Character development is minimal by design as faces on the beach become a blur, each person simply driven to stay alive at all costs. This inevitably leads to the far less patriotic depiction of soldiers, with paranoia and self-preservation sinking into them, even turning against their fellow man at points as each individual seeks to stay alive.
No longer is everyone depicted as the typical gung-ho Nazi killers, instead they’re just scared boys who want to go home even if it means a fellow soldier must perish ahead of them.
This film is loud. Loud in volume, but mostly loud in its assault on the senses. Wall-to-wall noise and a stunning score by Hans Zimmer makes this feel like one massive scene elongated for two hours. There’s no scene transitions, act breaks, or room to breathe; in fact, the final shot may be the only one in the film with total silence.
The visual lack of “the enemy” within the film makes it a far more introspective experience than most in the genre, instead becoming about your own decisions within battle and how you’ll be perceived by the people back home.
One soldier laments that they’ll be spat on once they return for failing in their objective, which is an interesting point of view not often explored and far removed from the patriotic, sometimes jingoistic attitudes in war films. Instead of reveling in victory for the country, surviving the war is viewed with pride and relief for people still alive amid devastation.
It’s that focus on the human aspects of war; how its effects can destroy the mind and turn people against each other, yet at the same time how people can find strength and bravery within a barrage of chaos that makes Nolan’s film transcend the war genre, instead using its setting as a framing device for an examination of ordinary people forced into a crisis.
Predictably, the film looks superb. Masses of bodies engulf the frame, naturally adding to the magnitude of the ordeal. Bodies constantly being buried or washing back up to shore in the aftermath of ear-drum-shattering explosions makes a point that while this is a film focusing on the immersion and immediacy of war, at the same time it’s about the effects post-explosion, post-bombs being dropped.
We may not know their names, but we do feel the heaviness of people’s lives ending in a split second, the effects of a torpedo barrelling into the side of a ship and the horror of being submerged within water, needing to take a breath but knowing that if you do you’ll be burned alive by the oil-induced flames above.

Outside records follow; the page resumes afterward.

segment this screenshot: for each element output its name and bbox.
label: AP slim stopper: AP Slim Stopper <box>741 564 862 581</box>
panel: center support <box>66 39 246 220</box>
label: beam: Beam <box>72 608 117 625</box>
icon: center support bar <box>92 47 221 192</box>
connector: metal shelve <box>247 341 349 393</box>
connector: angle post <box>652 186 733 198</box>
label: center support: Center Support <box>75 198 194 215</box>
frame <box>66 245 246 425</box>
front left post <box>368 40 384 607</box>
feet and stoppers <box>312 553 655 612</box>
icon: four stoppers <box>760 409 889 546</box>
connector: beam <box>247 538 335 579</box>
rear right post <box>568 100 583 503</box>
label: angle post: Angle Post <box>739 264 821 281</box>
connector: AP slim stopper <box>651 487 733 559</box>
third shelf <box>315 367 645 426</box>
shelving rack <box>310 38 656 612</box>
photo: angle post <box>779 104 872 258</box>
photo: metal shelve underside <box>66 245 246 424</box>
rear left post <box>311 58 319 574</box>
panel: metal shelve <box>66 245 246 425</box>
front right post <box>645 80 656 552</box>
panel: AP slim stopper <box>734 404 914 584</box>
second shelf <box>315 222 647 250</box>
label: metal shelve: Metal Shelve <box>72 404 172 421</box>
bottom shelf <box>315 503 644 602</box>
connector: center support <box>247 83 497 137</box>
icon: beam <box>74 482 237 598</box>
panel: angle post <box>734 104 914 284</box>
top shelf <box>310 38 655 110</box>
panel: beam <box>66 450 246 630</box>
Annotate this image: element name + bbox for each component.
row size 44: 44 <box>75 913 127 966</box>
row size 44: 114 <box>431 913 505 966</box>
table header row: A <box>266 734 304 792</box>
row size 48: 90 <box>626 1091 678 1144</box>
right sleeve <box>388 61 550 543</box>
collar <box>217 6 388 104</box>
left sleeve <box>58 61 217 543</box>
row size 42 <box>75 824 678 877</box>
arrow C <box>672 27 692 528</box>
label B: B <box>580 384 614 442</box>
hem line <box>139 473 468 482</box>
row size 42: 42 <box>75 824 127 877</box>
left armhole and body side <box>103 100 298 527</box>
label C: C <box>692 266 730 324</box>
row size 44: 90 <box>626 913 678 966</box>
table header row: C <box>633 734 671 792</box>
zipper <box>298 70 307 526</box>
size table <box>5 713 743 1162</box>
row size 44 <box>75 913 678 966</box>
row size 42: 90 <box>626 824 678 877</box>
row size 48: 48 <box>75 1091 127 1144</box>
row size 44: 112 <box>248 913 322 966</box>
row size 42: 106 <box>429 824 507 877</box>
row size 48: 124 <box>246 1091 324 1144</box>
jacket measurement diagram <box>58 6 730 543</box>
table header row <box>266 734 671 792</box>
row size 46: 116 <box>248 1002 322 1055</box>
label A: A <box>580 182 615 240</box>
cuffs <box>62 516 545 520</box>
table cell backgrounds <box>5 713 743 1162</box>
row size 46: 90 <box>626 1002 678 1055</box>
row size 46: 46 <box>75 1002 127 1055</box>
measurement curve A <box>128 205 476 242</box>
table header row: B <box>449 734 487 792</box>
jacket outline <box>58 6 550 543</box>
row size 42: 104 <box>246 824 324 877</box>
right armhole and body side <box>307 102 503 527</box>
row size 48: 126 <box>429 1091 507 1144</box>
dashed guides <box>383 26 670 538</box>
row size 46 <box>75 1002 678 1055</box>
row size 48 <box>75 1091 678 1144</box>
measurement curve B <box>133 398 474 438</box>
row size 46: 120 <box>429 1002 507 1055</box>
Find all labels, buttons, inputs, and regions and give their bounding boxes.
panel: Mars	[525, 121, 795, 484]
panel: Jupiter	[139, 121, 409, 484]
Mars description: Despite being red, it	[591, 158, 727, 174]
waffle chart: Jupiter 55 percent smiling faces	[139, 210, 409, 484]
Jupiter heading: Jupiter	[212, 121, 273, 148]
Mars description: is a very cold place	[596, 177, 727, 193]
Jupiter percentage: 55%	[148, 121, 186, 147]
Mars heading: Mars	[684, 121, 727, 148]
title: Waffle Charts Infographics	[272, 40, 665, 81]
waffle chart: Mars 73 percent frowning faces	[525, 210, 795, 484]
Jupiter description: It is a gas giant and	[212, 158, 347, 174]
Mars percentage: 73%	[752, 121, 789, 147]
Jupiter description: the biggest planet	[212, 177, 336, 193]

By the end, it’s hard not to feel absolutely ravaged by the audiovisual onslaught.
There’s a reading of a speech that perhaps just tilts the film a little towards the flag-waving ending it didn’t really need, though Winston Churchill’s message does tie in to the theme of pure survival over attack, and people employing sacrifice and smarts over the oft-seen depiction of soldiers as visceral killing machines.
Dunkirk might be the film of the year so far. It might be Nolan’s most mature film, and it also might be his very best.